Effettivamente inizio a ripudiare il termine “decrescita”, in quanto fuorviante e preso facilmente di mira dagli oltranzisti; qui non si tratta di de-crescere, ma di Crescere sul serio, materialmente e moralmente; discorso complesso ora e che ho comunque affrontato, spero in maniera esauriente, nel mio ultimo libro “Si deve fare”.
Pertanto preferisco definirmi “crescista sostenibile”. Ed è bene che i giovani comprendano tutto ciò, così come l’importanza di far propri gli insegnamenti delle vecchie generazioni, epoche in cui le cose si recuperavano, si riparavano; sia perché nuove magari non ve n’erano facilmente e a porta di mano come oggi; sia perché nel caso, il notevole costo ne testimoniava la durevolezza e non la bestemmia odierna dell’obsolescenza programmata.
Beni di lavoro o meno, venivano prodotti per durare nel tempo.
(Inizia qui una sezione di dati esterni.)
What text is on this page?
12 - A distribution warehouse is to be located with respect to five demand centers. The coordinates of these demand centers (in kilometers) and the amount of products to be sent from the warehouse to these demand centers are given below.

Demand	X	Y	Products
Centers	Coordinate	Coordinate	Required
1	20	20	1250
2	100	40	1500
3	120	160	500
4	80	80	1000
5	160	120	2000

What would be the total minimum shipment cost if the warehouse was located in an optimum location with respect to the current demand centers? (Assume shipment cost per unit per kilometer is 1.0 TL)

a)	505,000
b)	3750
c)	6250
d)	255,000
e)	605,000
Poi abbiamo smarrito la strada. Ma è da qui che dobbiamo ripartire se vogliamo rinascere, risorgere, appunto.

 

Lavori

Ebbene lungo il corso delle ultime settimane ci siamo divisi tra “eventi crotonesi”, volti anche alla nostra causa e diversi lavori incombenti.
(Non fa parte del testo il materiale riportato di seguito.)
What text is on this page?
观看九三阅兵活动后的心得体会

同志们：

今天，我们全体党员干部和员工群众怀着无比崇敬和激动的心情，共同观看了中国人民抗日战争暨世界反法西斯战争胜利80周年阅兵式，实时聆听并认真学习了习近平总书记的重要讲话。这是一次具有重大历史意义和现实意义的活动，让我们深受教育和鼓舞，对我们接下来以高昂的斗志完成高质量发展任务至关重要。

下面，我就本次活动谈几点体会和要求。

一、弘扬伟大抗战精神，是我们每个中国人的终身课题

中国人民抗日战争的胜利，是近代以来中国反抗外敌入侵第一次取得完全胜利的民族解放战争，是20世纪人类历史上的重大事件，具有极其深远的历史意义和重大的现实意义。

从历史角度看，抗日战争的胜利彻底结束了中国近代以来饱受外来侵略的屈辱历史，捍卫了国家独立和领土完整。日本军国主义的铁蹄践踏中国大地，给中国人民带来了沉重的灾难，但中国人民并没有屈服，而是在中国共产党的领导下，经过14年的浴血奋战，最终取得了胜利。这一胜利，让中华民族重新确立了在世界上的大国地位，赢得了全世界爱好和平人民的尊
Uno tra questi è stato quello di tagliare gli ultimi serbatoi strutturali… stavolta delle acque nere.
Il crescendo di profumi specifici, andava di pari passo solamente con la visione idilliaca di escrementi ridotti in pergamene e pallette varie, visti gli oltre 12 anni di inutilizzo.
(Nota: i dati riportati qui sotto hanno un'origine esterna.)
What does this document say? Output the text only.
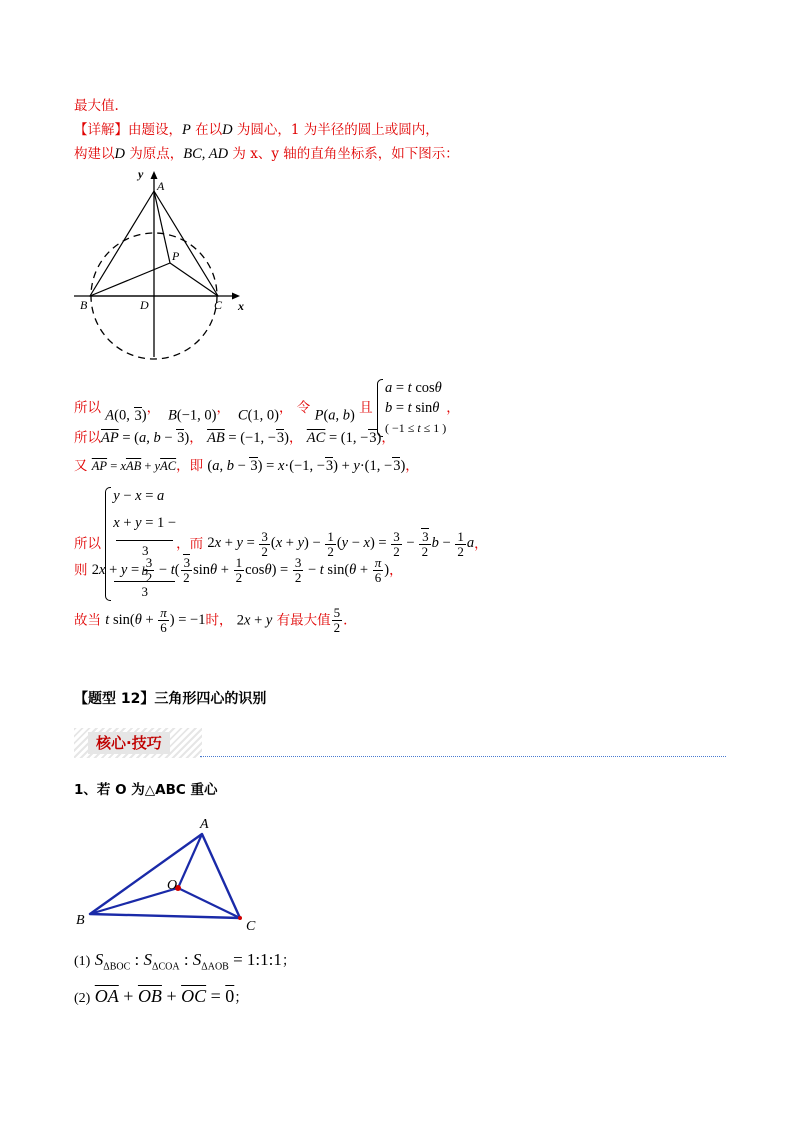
最大值.
【详解】由题设，P 在以D 为圆心，1 为半径的圆上或圆内，
构建以D 为原点，BC, AD 为 x、y 轴的直角坐标系，如下图示：
y
A
P
B	D	C x
所以 A(0, 3)， B(−1, 0)， C(1, 0)， 令 P(a, b) 且
a = t cosθ
b = t sinθ
( −1 ≤ t ≤ 1 )
，
所以$\overline{AP} = (a$, b − 3)， $\overline{AB} = (-1$, −3)， $\overline{AC} = (1$, −3)，
又 $\overline{AP} = x\overline{AB} + y\overline{AC}$，即 (a, b − 3) = x·(−1, −3) + y·(1, −3)，
所以
y − x = a
x + y = 1 −
3
b
3
，而 $2x + y = \frac{3}{2} (x + y) - \frac{1}{2} (y - x) = \frac{3}{2} - \frac{3}{2}$ $b - \frac{1}{2}$ a，
则 $2x + y = \frac{3}{2} - t( \frac{3}{2}$ $\sin\theta + \frac{1}{2} \cos\theta) = \frac{3}{2} - t$ $\sin(\theta + \frac{\pi}{6}$ )，
故当 t $\sin(\theta + \frac{\pi}{6}$ ) = −1时， 2x + y 有最大值 $\frac{5}{2}$ .
【题型 12】三角形四心的识别
核心·技巧
1、若 O 为△ABC 重心
A
O
B	C
(1) $S_{\Delta BOC}$ : $S_{\Delta COA}$ : $S_{\Delta AOB}$ = 1:1:1；
(2) $\overline{OA} + \overline{OB} + \overline{OC} = 0$；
Dato che ho affrontato un girone dantesco, il minimo che voi lettori possiate fare è quello di schifarvi almeno nel leggere e immaginare.
Dunque dopo aver scoperchiato i serbatoi, ho iniziato rimuovendo il grosso con il mio fedele Multimaster.
La scena è la seguente: io in tuta da pittore, maschera del tipo anti radiazioni e guerre batteriologiche, cuffie antirumore e guanti resistenti non tanto a rischi meccanici, quanto alla pioggia dei materiali di risulta che piovevano dalle “pareti e soffitti”; aggiungiamo temperature ancora troppo estive, qui in Calabria, ed eccomi a soffrire stoicamente, asciugandomi il sudore ogni 3 per 2 e cambiando la maglietta intrisa di fatica, almeno ogni mezz’ora.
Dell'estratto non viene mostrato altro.